Lexikon der Biochemie: Sekundärstoffwechsel
Sekundärstoffwechsel, ein eigenständiger Bereich des Gesamtstoffwechsels, der in Ruhephasen oder unter Limitierung verstärkt wird. Der S. basiert auf einem genetischen Material, das wahrscheinlich durch Genduplikation aus dem des Grundstoffwechsels entstanden ist. Er knüpft häufig an den für das Zellwachstum und die Vermehrung essenziellen Primärstoffwechsel an.
Die Sekundärmetabolite werden ausgehend von Verbindungen des Grundstoffwechsels gebildet. Die meisten Reaktionen des S. werden durch spezifische Enzyme katalysiert. Sie ähneln den Enzymen des Grundstoffwechsels in vieler Hinsicht, d.h. sie katalysieren ähnliche Reaktionen, haben ähnliche Konstanten (z.B. hinsichtlich ihrer Affinität zu Substraten und Hemmstoffen) und zeigen ähnliche Regulationen. Enzyme, Vorstufen, Zwischen- und Endprodukte des S. sind kompartimentiert und werden innerhalb der Zellen kanalisiert, so dass die Enzyme des Primärstoffwechsels und S. aus unterschiedlichen Vorstufenpools gespeist werden können. Spontane, d.h. nicht Enzym-katalysierte Reaktionen spielen nur in wenigen Fällen, z.B. bei der Bildung spezieller hochmolekularer Sekundärmetabolite, wie Huminsäuren, Lignine und Melanine sowie bei verschiedenen Ringschlüssen eine Rolle.

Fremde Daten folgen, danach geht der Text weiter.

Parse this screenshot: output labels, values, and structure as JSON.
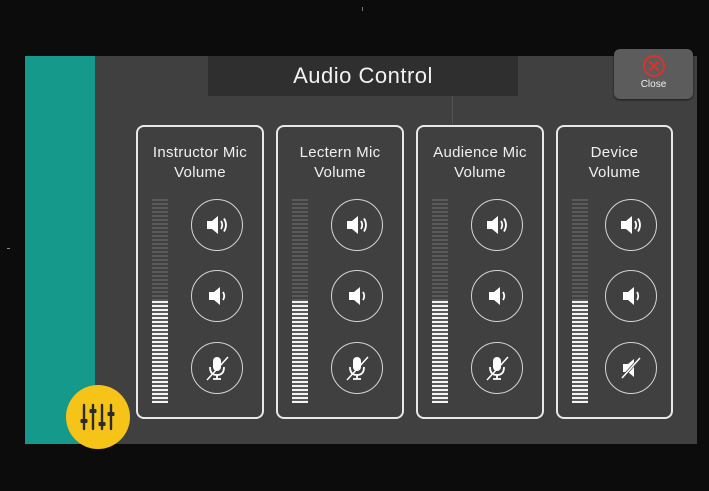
{
  "window": {
    "title": "Audio Control"
  },
  "close_button": {
    "label": "Close",
    "icon": "close-circle-icon"
  },
  "cards": [
    {
      "title_line1": "Instructor Mic",
      "title_line2": "Volume",
      "level": 0.5,
      "buttons": [
        "volume-up-icon",
        "volume-down-icon",
        "mic-mute-icon"
      ]
    },
    {
      "title_line1": "Lectern Mic",
      "title_line2": "Volume",
      "level": 0.5,
      "buttons": [
        "volume-up-icon",
        "volume-down-icon",
        "mic-mute-icon"
      ]
    },
    {
      "title_line1": "Audience Mic",
      "title_line2": "Volume",
      "level": 0.5,
      "buttons": [
        "volume-up-icon",
        "volume-down-icon",
        "mic-mute-icon"
      ]
    },
    {
      "title_line1": "Device",
      "title_line2": "Volume",
      "level": 0.5,
      "buttons": [
        "volume-up-icon",
        "volume-down-icon",
        "speaker-mute-icon"
      ]
    }
  ],
  "mixer_button": {
    "icon": "mixer-sliders-icon"
  },
  "colors": {
    "accent_teal": "#15998a",
    "badge_yellow": "#f6c418",
    "close_red": "#e0302a"
  }
}
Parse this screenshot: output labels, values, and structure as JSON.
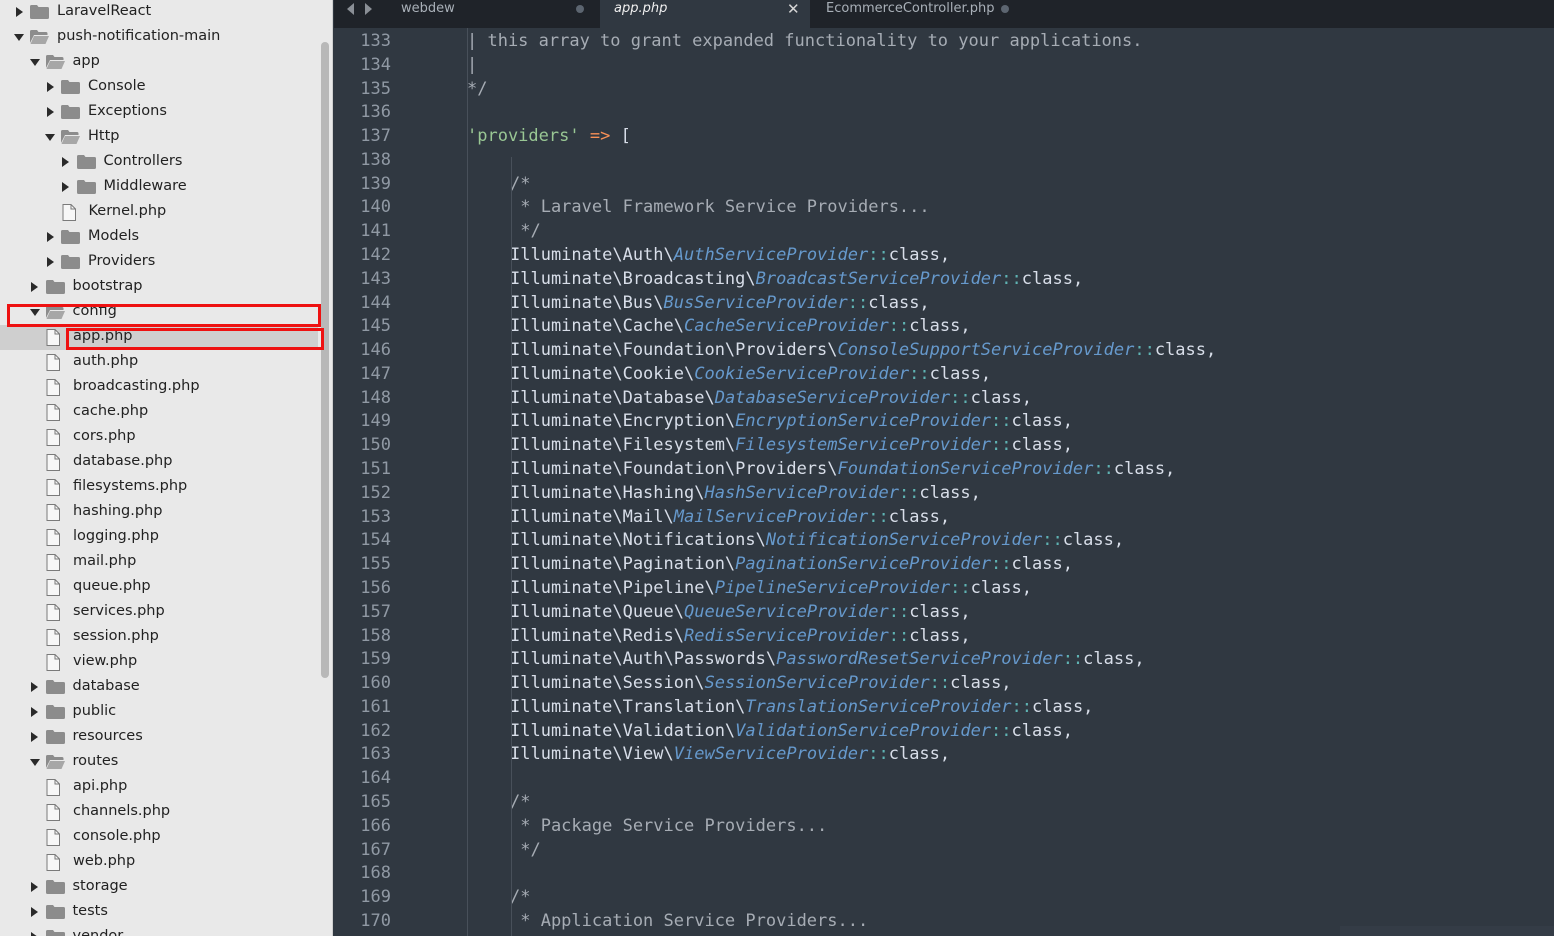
{
  "sidebar": {
    "items": [
      {
        "label": "LaravelReact",
        "kind": "folder",
        "depth": 0,
        "expanded": false
      },
      {
        "label": "push-notification-main",
        "kind": "folder",
        "depth": 0,
        "expanded": true
      },
      {
        "label": "app",
        "kind": "folder",
        "depth": 1,
        "expanded": true
      },
      {
        "label": "Console",
        "kind": "folder",
        "depth": 2,
        "expanded": false
      },
      {
        "label": "Exceptions",
        "kind": "folder",
        "depth": 2,
        "expanded": false
      },
      {
        "label": "Http",
        "kind": "folder",
        "depth": 2,
        "expanded": true
      },
      {
        "label": "Controllers",
        "kind": "folder",
        "depth": 3,
        "expanded": false
      },
      {
        "label": "Middleware",
        "kind": "folder",
        "depth": 3,
        "expanded": false
      },
      {
        "label": "Kernel.php",
        "kind": "file",
        "depth": 3
      },
      {
        "label": "Models",
        "kind": "folder",
        "depth": 2,
        "expanded": false
      },
      {
        "label": "Providers",
        "kind": "folder",
        "depth": 2,
        "expanded": false
      },
      {
        "label": "bootstrap",
        "kind": "folder",
        "depth": 1,
        "expanded": false
      },
      {
        "label": "config",
        "kind": "folder",
        "depth": 1,
        "expanded": true
      },
      {
        "label": "app.php",
        "kind": "file",
        "depth": 2,
        "selected": true
      },
      {
        "label": "auth.php",
        "kind": "file",
        "depth": 2
      },
      {
        "label": "broadcasting.php",
        "kind": "file",
        "depth": 2
      },
      {
        "label": "cache.php",
        "kind": "file",
        "depth": 2
      },
      {
        "label": "cors.php",
        "kind": "file",
        "depth": 2
      },
      {
        "label": "database.php",
        "kind": "file",
        "depth": 2
      },
      {
        "label": "filesystems.php",
        "kind": "file",
        "depth": 2
      },
      {
        "label": "hashing.php",
        "kind": "file",
        "depth": 2
      },
      {
        "label": "logging.php",
        "kind": "file",
        "depth": 2
      },
      {
        "label": "mail.php",
        "kind": "file",
        "depth": 2
      },
      {
        "label": "queue.php",
        "kind": "file",
        "depth": 2
      },
      {
        "label": "services.php",
        "kind": "file",
        "depth": 2
      },
      {
        "label": "session.php",
        "kind": "file",
        "depth": 2
      },
      {
        "label": "view.php",
        "kind": "file",
        "depth": 2
      },
      {
        "label": "database",
        "kind": "folder",
        "depth": 1,
        "expanded": false
      },
      {
        "label": "public",
        "kind": "folder",
        "depth": 1,
        "expanded": false
      },
      {
        "label": "resources",
        "kind": "folder",
        "depth": 1,
        "expanded": false
      },
      {
        "label": "routes",
        "kind": "folder",
        "depth": 1,
        "expanded": true
      },
      {
        "label": "api.php",
        "kind": "file",
        "depth": 2
      },
      {
        "label": "channels.php",
        "kind": "file",
        "depth": 2
      },
      {
        "label": "console.php",
        "kind": "file",
        "depth": 2
      },
      {
        "label": "web.php",
        "kind": "file",
        "depth": 2
      },
      {
        "label": "storage",
        "kind": "folder",
        "depth": 1,
        "expanded": false
      },
      {
        "label": "tests",
        "kind": "folder",
        "depth": 1,
        "expanded": false
      },
      {
        "label": "vendor",
        "kind": "folder",
        "depth": 1,
        "expanded": false
      }
    ]
  },
  "tabs": [
    {
      "label": "webdew",
      "active": false,
      "modified": true
    },
    {
      "label": "app.php",
      "active": true,
      "close": "✕"
    },
    {
      "label": "EcommerceController.php",
      "active": false,
      "modified": true
    }
  ],
  "editor": {
    "lines": [
      {
        "n": "133",
        "tokens": [
          [
            "comment",
            "| this array to grant expanded functionality to your applications."
          ]
        ],
        "indent": 1
      },
      {
        "n": "134",
        "tokens": [
          [
            "comment",
            "|"
          ]
        ],
        "indent": 1
      },
      {
        "n": "135",
        "tokens": [
          [
            "comment",
            "*/"
          ]
        ],
        "indent": 1
      },
      {
        "n": "136",
        "tokens": [],
        "indent": 0
      },
      {
        "n": "137",
        "tokens": [
          [
            "string",
            "'providers'"
          ],
          [
            "punct",
            " "
          ],
          [
            "op",
            "=>"
          ],
          [
            "punct",
            " ["
          ]
        ],
        "indent": 1
      },
      {
        "n": "138",
        "tokens": [],
        "indent": 0
      },
      {
        "n": "139",
        "tokens": [
          [
            "comment",
            "/*"
          ]
        ],
        "indent": 2
      },
      {
        "n": "140",
        "tokens": [
          [
            "comment",
            " * Laravel Framework Service Providers..."
          ]
        ],
        "indent": 2
      },
      {
        "n": "141",
        "tokens": [
          [
            "comment",
            " */"
          ]
        ],
        "indent": 2
      },
      {
        "n": "142",
        "tokens": [
          [
            "ns",
            "Illuminate\\Auth\\"
          ],
          [
            "cls",
            "AuthServiceProvider"
          ],
          [
            "sep",
            "::"
          ],
          [
            "kw",
            "class,"
          ]
        ],
        "indent": 2
      },
      {
        "n": "143",
        "tokens": [
          [
            "ns",
            "Illuminate\\Broadcasting\\"
          ],
          [
            "cls",
            "BroadcastServiceProvider"
          ],
          [
            "sep",
            "::"
          ],
          [
            "kw",
            "class,"
          ]
        ],
        "indent": 2
      },
      {
        "n": "144",
        "tokens": [
          [
            "ns",
            "Illuminate\\Bus\\"
          ],
          [
            "cls",
            "BusServiceProvider"
          ],
          [
            "sep",
            "::"
          ],
          [
            "kw",
            "class,"
          ]
        ],
        "indent": 2
      },
      {
        "n": "145",
        "tokens": [
          [
            "ns",
            "Illuminate\\Cache\\"
          ],
          [
            "cls",
            "CacheServiceProvider"
          ],
          [
            "sep",
            "::"
          ],
          [
            "kw",
            "class,"
          ]
        ],
        "indent": 2
      },
      {
        "n": "146",
        "tokens": [
          [
            "ns",
            "Illuminate\\Foundation\\Providers\\"
          ],
          [
            "cls",
            "ConsoleSupportServiceProvider"
          ],
          [
            "sep",
            "::"
          ],
          [
            "kw",
            "class,"
          ]
        ],
        "indent": 2
      },
      {
        "n": "147",
        "tokens": [
          [
            "ns",
            "Illuminate\\Cookie\\"
          ],
          [
            "cls",
            "CookieServiceProvider"
          ],
          [
            "sep",
            "::"
          ],
          [
            "kw",
            "class,"
          ]
        ],
        "indent": 2
      },
      {
        "n": "148",
        "tokens": [
          [
            "ns",
            "Illuminate\\Database\\"
          ],
          [
            "cls",
            "DatabaseServiceProvider"
          ],
          [
            "sep",
            "::"
          ],
          [
            "kw",
            "class,"
          ]
        ],
        "indent": 2
      },
      {
        "n": "149",
        "tokens": [
          [
            "ns",
            "Illuminate\\Encryption\\"
          ],
          [
            "cls",
            "EncryptionServiceProvider"
          ],
          [
            "sep",
            "::"
          ],
          [
            "kw",
            "class,"
          ]
        ],
        "indent": 2
      },
      {
        "n": "150",
        "tokens": [
          [
            "ns",
            "Illuminate\\Filesystem\\"
          ],
          [
            "cls",
            "FilesystemServiceProvider"
          ],
          [
            "sep",
            "::"
          ],
          [
            "kw",
            "class,"
          ]
        ],
        "indent": 2
      },
      {
        "n": "151",
        "tokens": [
          [
            "ns",
            "Illuminate\\Foundation\\Providers\\"
          ],
          [
            "cls",
            "FoundationServiceProvider"
          ],
          [
            "sep",
            "::"
          ],
          [
            "kw",
            "class,"
          ]
        ],
        "indent": 2
      },
      {
        "n": "152",
        "tokens": [
          [
            "ns",
            "Illuminate\\Hashing\\"
          ],
          [
            "cls",
            "HashServiceProvider"
          ],
          [
            "sep",
            "::"
          ],
          [
            "kw",
            "class,"
          ]
        ],
        "indent": 2
      },
      {
        "n": "153",
        "tokens": [
          [
            "ns",
            "Illuminate\\Mail\\"
          ],
          [
            "cls",
            "MailServiceProvider"
          ],
          [
            "sep",
            "::"
          ],
          [
            "kw",
            "class,"
          ]
        ],
        "indent": 2
      },
      {
        "n": "154",
        "tokens": [
          [
            "ns",
            "Illuminate\\Notifications\\"
          ],
          [
            "cls",
            "NotificationServiceProvider"
          ],
          [
            "sep",
            "::"
          ],
          [
            "kw",
            "class,"
          ]
        ],
        "indent": 2
      },
      {
        "n": "155",
        "tokens": [
          [
            "ns",
            "Illuminate\\Pagination\\"
          ],
          [
            "cls",
            "PaginationServiceProvider"
          ],
          [
            "sep",
            "::"
          ],
          [
            "kw",
            "class,"
          ]
        ],
        "indent": 2
      },
      {
        "n": "156",
        "tokens": [
          [
            "ns",
            "Illuminate\\Pipeline\\"
          ],
          [
            "cls",
            "PipelineServiceProvider"
          ],
          [
            "sep",
            "::"
          ],
          [
            "kw",
            "class,"
          ]
        ],
        "indent": 2
      },
      {
        "n": "157",
        "tokens": [
          [
            "ns",
            "Illuminate\\Queue\\"
          ],
          [
            "cls",
            "QueueServiceProvider"
          ],
          [
            "sep",
            "::"
          ],
          [
            "kw",
            "class,"
          ]
        ],
        "indent": 2
      },
      {
        "n": "158",
        "tokens": [
          [
            "ns",
            "Illuminate\\Redis\\"
          ],
          [
            "cls",
            "RedisServiceProvider"
          ],
          [
            "sep",
            "::"
          ],
          [
            "kw",
            "class,"
          ]
        ],
        "indent": 2
      },
      {
        "n": "159",
        "tokens": [
          [
            "ns",
            "Illuminate\\Auth\\Passwords\\"
          ],
          [
            "cls",
            "PasswordResetServiceProvider"
          ],
          [
            "sep",
            "::"
          ],
          [
            "kw",
            "class,"
          ]
        ],
        "indent": 2
      },
      {
        "n": "160",
        "tokens": [
          [
            "ns",
            "Illuminate\\Session\\"
          ],
          [
            "cls",
            "SessionServiceProvider"
          ],
          [
            "sep",
            "::"
          ],
          [
            "kw",
            "class,"
          ]
        ],
        "indent": 2
      },
      {
        "n": "161",
        "tokens": [
          [
            "ns",
            "Illuminate\\Translation\\"
          ],
          [
            "cls",
            "TranslationServiceProvider"
          ],
          [
            "sep",
            "::"
          ],
          [
            "kw",
            "class,"
          ]
        ],
        "indent": 2
      },
      {
        "n": "162",
        "tokens": [
          [
            "ns",
            "Illuminate\\Validation\\"
          ],
          [
            "cls",
            "ValidationServiceProvider"
          ],
          [
            "sep",
            "::"
          ],
          [
            "kw",
            "class,"
          ]
        ],
        "indent": 2
      },
      {
        "n": "163",
        "tokens": [
          [
            "ns",
            "Illuminate\\View\\"
          ],
          [
            "cls",
            "ViewServiceProvider"
          ],
          [
            "sep",
            "::"
          ],
          [
            "kw",
            "class,"
          ]
        ],
        "indent": 2
      },
      {
        "n": "164",
        "tokens": [],
        "indent": 0
      },
      {
        "n": "165",
        "tokens": [
          [
            "comment",
            "/*"
          ]
        ],
        "indent": 2
      },
      {
        "n": "166",
        "tokens": [
          [
            "comment",
            " * Package Service Providers..."
          ]
        ],
        "indent": 2
      },
      {
        "n": "167",
        "tokens": [
          [
            "comment",
            " */"
          ]
        ],
        "indent": 2
      },
      {
        "n": "168",
        "tokens": [],
        "indent": 0
      },
      {
        "n": "169",
        "tokens": [
          [
            "comment",
            "/*"
          ]
        ],
        "indent": 2
      },
      {
        "n": "170",
        "tokens": [
          [
            "comment",
            " * Application Service Providers..."
          ]
        ],
        "indent": 2
      }
    ]
  },
  "colors": {
    "editor_bg": "#303841",
    "sidebar_bg": "#e9e9e9",
    "highlight_box": "#ee1111",
    "string": "#99c794",
    "operator": "#f99157",
    "class_name": "#6699cc",
    "separator": "#5fb3b3",
    "comment": "#a6acb4"
  },
  "icons": {
    "folder": "folder-icon",
    "file": "file-icon",
    "expand": "triangle-down-icon",
    "collapse": "triangle-right-icon"
  }
}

Die Funktion des S. kann einerseits in der metabolischen Ausscheidung von Stoffen gesehen werden, insbesondere solcher ohne bekannte Funktion, wie Pflanzenalkaloide und von Acetat abstammende Verbindungen (Polyketide) bei Mikroorganismen. Andererseits kann es besonders für Mikroorganismen vorteilhafter sein, den Sekundärmetabolismus ablaufen zu lassen, um den Stoffwechsel mit einer niedrigen Rate aufrechtzuerhalten, als ihn nach Beendigung des Wachstums vollständig abzuschalten. Die von Bu'lock [H.B.Woodruff in Biochemical Studies of Antimicrobial Drugs, 16th Symposium of the Society For General Microbiology (1996) 22-46, Cambridge University Press] favorisierte Hypothese des unausgeglichenen Wachstums, nimmt an, dass die Mechanismen, die den Primärstoffwechsel regulieren, nicht ausreichen, um die Überproduktion einiger Verbindungen zu verhindern, wenn das ausgeglichene Wachstum beendet wird. Da diese Verbindungen für die Zelle toxisch sein können, lenkt der Sekundärstoffwechsel die Synthese auf die Produktion von harmlosen Produkten um, die ausgeschieden werden. Gemäß dieser Theorie sollte der Sekundärmetabolismus die Langzeitlebensfähigkeit erhöhen. Es gibt einige Hinweise darauf, dass die Lebensfähigkeit des Mikroorganismus Pseudomonas aeruginosa reduziert wird, wenn er unter Bedingungen wächst, die den Sekundärmetabolismus verhindern.